NM: I think dog walks are helpful. Writing with a pen or pencil, as opposed to a computer — we all need to get off the machines. Having a drink now and then doesn't hurt. It's more about those things than about anything concrete. I have a friend who's an observational comedian. He says he can't just sit at a desk and come up with observations. You have to go live your life.
SD: Your songs often demonstrate your strong political convictions, but it's sort of like a sneak attack, since your music can be so upbeat.
NM: Who is it who said they didn't want a revolution unless there would be dancing? You want to make a joyful noise. I guess it's music first.

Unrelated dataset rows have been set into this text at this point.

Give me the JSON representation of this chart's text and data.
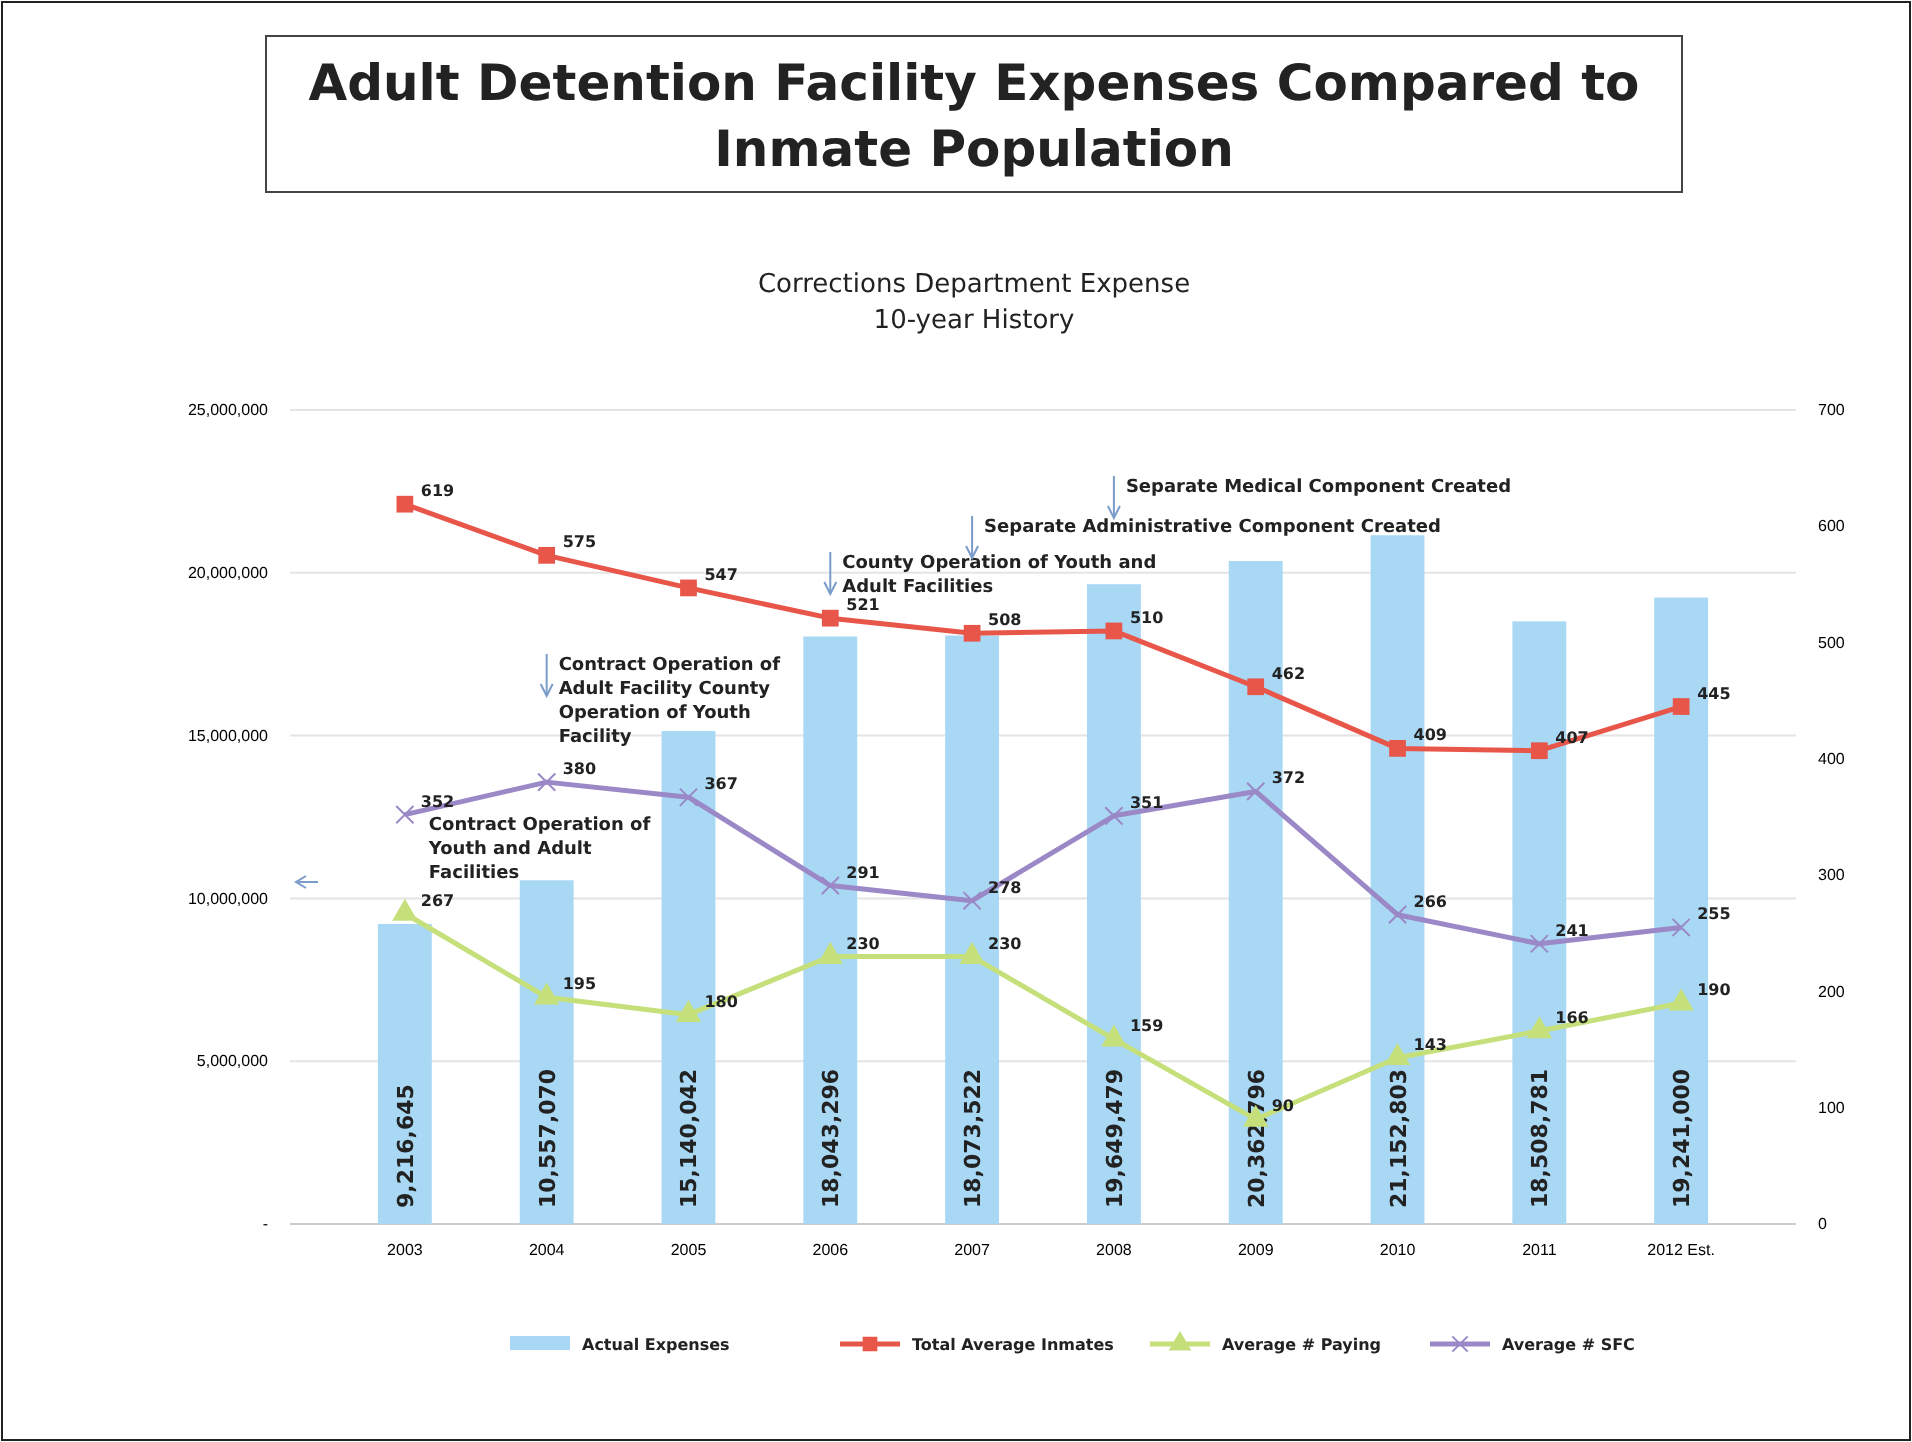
{
  "chart_data": {
    "type": "bar",
    "title": "Adult Detention Facility  Expenses Compared to Inmate Population",
    "subtitle": "Corrections Department Expense\n10-year History",
    "categories": [
      "2003",
      "2004",
      "2005",
      "2006",
      "2007",
      "2008",
      "2009",
      "2010",
      "2011",
      "2012 Est."
    ],
    "series": [
      {
        "name": "Actual Expenses",
        "color": "#a9d8f5",
        "values": [
          9216645,
          10557070,
          15140042,
          18043296,
          18073522,
          19649479,
          20362796,
          21152803,
          18508781,
          19241000
        ],
        "value_labels": [
          "9,216,645",
          "10,557,070",
          "15,140,042",
          "18,043,296",
          "18,073,522",
          "19,649,479",
          "20,362,796",
          "21,152,803",
          "18,508,781",
          "19,241,000"
        ]
      },
      {
        "name": "Total Average Inmates",
        "type": "line",
        "axis": "y2",
        "marker": "square",
        "color": "#e8564a",
        "values": [
          619,
          575,
          547,
          521,
          508,
          510,
          462,
          409,
          407,
          445
        ]
      },
      {
        "name": "Average # Paying",
        "type": "line",
        "axis": "y2",
        "marker": "triangle",
        "color": "#c5e07a",
        "values": [
          267,
          195,
          180,
          230,
          230,
          159,
          90,
          143,
          166,
          190
        ]
      },
      {
        "name": "Average # SFC",
        "type": "line",
        "axis": "y2",
        "marker": "cross",
        "color": "#9b88c6",
        "values": [
          352,
          380,
          367,
          291,
          278,
          351,
          372,
          266,
          241,
          255
        ]
      }
    ],
    "ylim": [
      0,
      25000000
    ],
    "yticks": [
      {
        "value": 0,
        "label": "-"
      },
      {
        "value": 5000000,
        "label": "5,000,000"
      },
      {
        "value": 10000000,
        "label": "10,000,000"
      },
      {
        "value": 15000000,
        "label": "15,000,000"
      },
      {
        "value": 20000000,
        "label": "20,000,000"
      },
      {
        "value": 25000000,
        "label": "25,000,000"
      }
    ],
    "y2lim": [
      0,
      700
    ],
    "y2ticks": [
      0,
      100,
      200,
      300,
      400,
      500,
      600,
      700
    ],
    "grid": "y",
    "legend": "bottom",
    "data_labels": true,
    "annotations": [
      "Contract Operation of Youth and Adult Facilities",
      "Contract Operation of Adult Facility County Operation of Youth Facility",
      "County Operation of Youth and Adult Facilities",
      "Separate Administrative Component Created",
      "Separate Medical Component Created"
    ]
  }
}
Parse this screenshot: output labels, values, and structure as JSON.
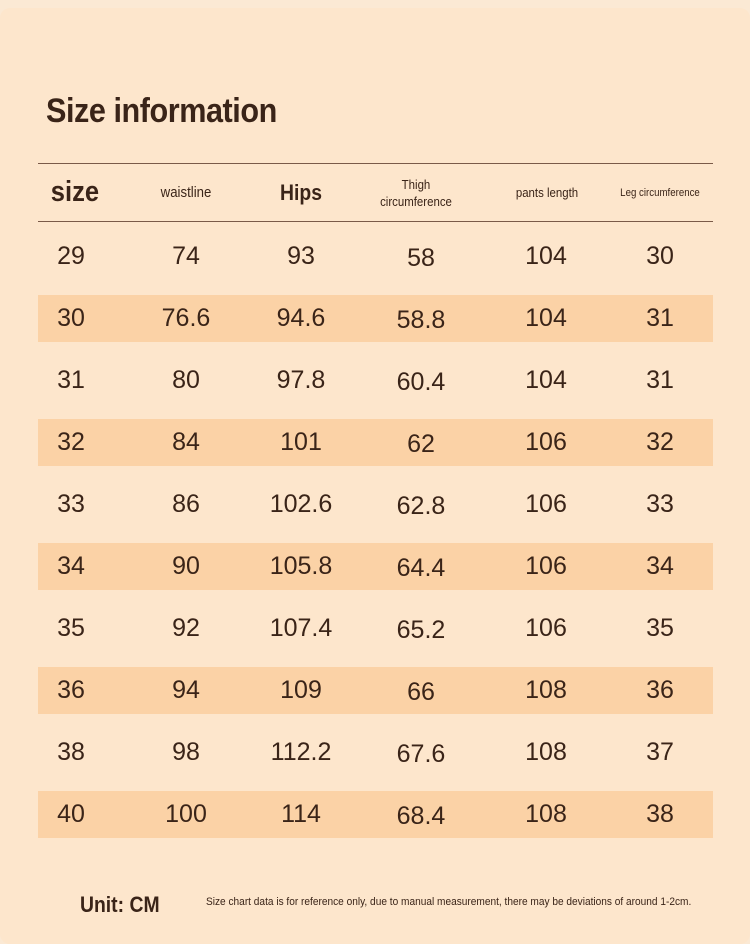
{
  "title": "Size information",
  "headers": {
    "size": "size",
    "waistline": "waistline",
    "hips": "Hips",
    "thigh_line1": "Thigh",
    "thigh_line2": "circumference",
    "pants_length": "pants length",
    "leg_circumference": "Leg circumference"
  },
  "rows": [
    [
      "29",
      "74",
      "93",
      "58",
      "104",
      "30"
    ],
    [
      "30",
      "76.6",
      "94.6",
      "58.8",
      "104",
      "31"
    ],
    [
      "31",
      "80",
      "97.8",
      "60.4",
      "104",
      "31"
    ],
    [
      "32",
      "84",
      "101",
      "62",
      "106",
      "32"
    ],
    [
      "33",
      "86",
      "102.6",
      "62.8",
      "106",
      "33"
    ],
    [
      "34",
      "90",
      "105.8",
      "64.4",
      "106",
      "34"
    ],
    [
      "35",
      "92",
      "107.4",
      "65.2",
      "106",
      "35"
    ],
    [
      "36",
      "94",
      "109",
      "66",
      "108",
      "36"
    ],
    [
      "38",
      "98",
      "112.2",
      "67.6",
      "108",
      "37"
    ],
    [
      "40",
      "100",
      "114",
      "68.4",
      "108",
      "38"
    ]
  ],
  "footer": {
    "unit": "Unit: CM",
    "note": "Size chart data is for reference only, due to manual measurement, there may be deviations of around 1-2cm."
  },
  "colors": {
    "background": "#fde6cc",
    "row_highlight": "#fbd2a6",
    "text": "#3a2418"
  }
}
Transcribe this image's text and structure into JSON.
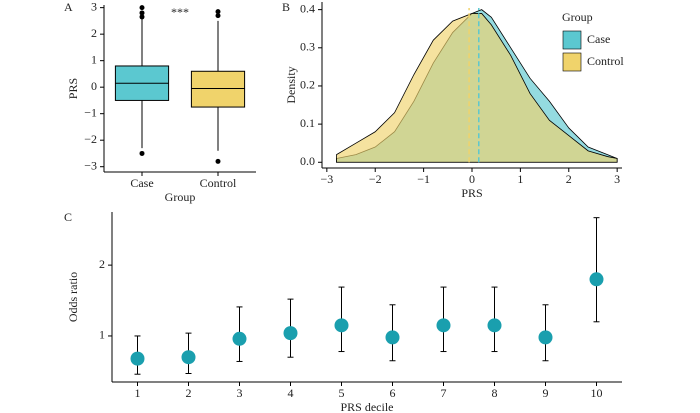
{
  "chart_data": [
    {
      "type": "box",
      "panel": "A",
      "x_label": "Group",
      "y_label": "PRS",
      "annotation": "***",
      "categories": [
        "Case",
        "Control"
      ],
      "colors": [
        "#5bc8d0",
        "#f0d36b"
      ],
      "boxes": [
        {
          "whisker_low": -2.3,
          "q1": -0.5,
          "median": 0.15,
          "q3": 0.8,
          "whisker_high": 2.6,
          "outliers": [
            3.0,
            2.8,
            2.65,
            -2.5
          ]
        },
        {
          "whisker_low": -2.4,
          "q1": -0.75,
          "median": -0.05,
          "q3": 0.6,
          "whisker_high": 2.5,
          "outliers": [
            2.85,
            2.7,
            -2.8
          ]
        }
      ],
      "ylim": [
        -3.2,
        3.1
      ],
      "yticks": [
        {
          "value": -3,
          "label": "−3"
        },
        {
          "value": -2,
          "label": "−2"
        },
        {
          "value": -1,
          "label": "−1"
        },
        0,
        1,
        2,
        3
      ]
    },
    {
      "type": "density",
      "panel": "B",
      "x_label": "PRS",
      "y_label": "Density",
      "legend_title": "Group",
      "x": [
        -2.8,
        -2.4,
        -2,
        -1.6,
        -1.2,
        -0.8,
        -0.4,
        0,
        0.2,
        0.4,
        0.8,
        1.2,
        1.6,
        2,
        2.4,
        2.8,
        3
      ],
      "series": [
        {
          "name": "Case",
          "color": "#5bc8d0",
          "mean": 0.14,
          "values": [
            0.01,
            0.02,
            0.04,
            0.08,
            0.16,
            0.26,
            0.34,
            0.39,
            0.4,
            0.38,
            0.3,
            0.22,
            0.16,
            0.09,
            0.04,
            0.02,
            0.01
          ]
        },
        {
          "name": "Control",
          "color": "#f0d36b",
          "mean": -0.06,
          "values": [
            0.02,
            0.05,
            0.08,
            0.13,
            0.23,
            0.32,
            0.37,
            0.39,
            0.39,
            0.36,
            0.28,
            0.18,
            0.11,
            0.07,
            0.03,
            0.015,
            0.01
          ]
        }
      ],
      "xlim": [
        -3.1,
        3.1
      ],
      "xticks": [
        {
          "value": -3,
          "label": "−3"
        },
        {
          "value": -2,
          "label": "−2"
        },
        {
          "value": -1,
          "label": "−1"
        },
        0,
        1,
        2,
        3
      ],
      "ylim": [
        -0.015,
        0.42
      ],
      "yticks": [
        {
          "value": 0,
          "label": "0.0"
        },
        0.1,
        0.2,
        0.3,
        0.4
      ]
    },
    {
      "type": "errorbar",
      "panel": "C",
      "x_label": "PRS decile",
      "y_label": "Odds ratio",
      "color": "#1a9fae",
      "categories": [
        "1",
        "2",
        "3",
        "4",
        "5",
        "6",
        "7",
        "8",
        "9",
        "10"
      ],
      "values": [
        0.68,
        0.7,
        0.96,
        1.04,
        1.15,
        0.98,
        1.15,
        1.15,
        0.98,
        1.8
      ],
      "lower": [
        0.46,
        0.47,
        0.64,
        0.7,
        0.78,
        0.65,
        0.78,
        0.78,
        0.65,
        1.2
      ],
      "upper": [
        1.0,
        1.04,
        1.41,
        1.52,
        1.69,
        1.44,
        1.69,
        1.69,
        1.44,
        2.67
      ],
      "ylim": [
        0.35,
        2.75
      ],
      "yticks": [
        1,
        2
      ]
    }
  ]
}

Look at how many great works of art are antiwar, yet we still have John Kerry saying, "Reporting for duty" at the Democratic National Convention, and Obama with the drones. There are flags everywhere. I'm inclined to think it hasn't stuck.
SD: Is there anyone you'd really like to collaborate with?
NM: I'd like to work with Taj Mahal again. We recorded a duet of "Baby, You've Got What It Takes." We were doing it by ISDN — he was in London. I was very groggy, but he woke me right up.
Also Elaine Stritch. She seems like a lot of fun.
SD: It's been about four years since your last album. Are you working on a new one?
NM: Kind of. Isn't there enough to listen to? As Van Morrison said, it's all been done. It depends on how much caffeine I've had. I dunno — where does all this ambition get us? There's a part in [Kurt Vonnegut's novel] Cat's Cradle where there's a lady who wishes everyone would just stop thinking.
SD: So that's your great hope?
NM: Yes, bar none.
The original print version of this article was headlined "Whoa, Nellie!"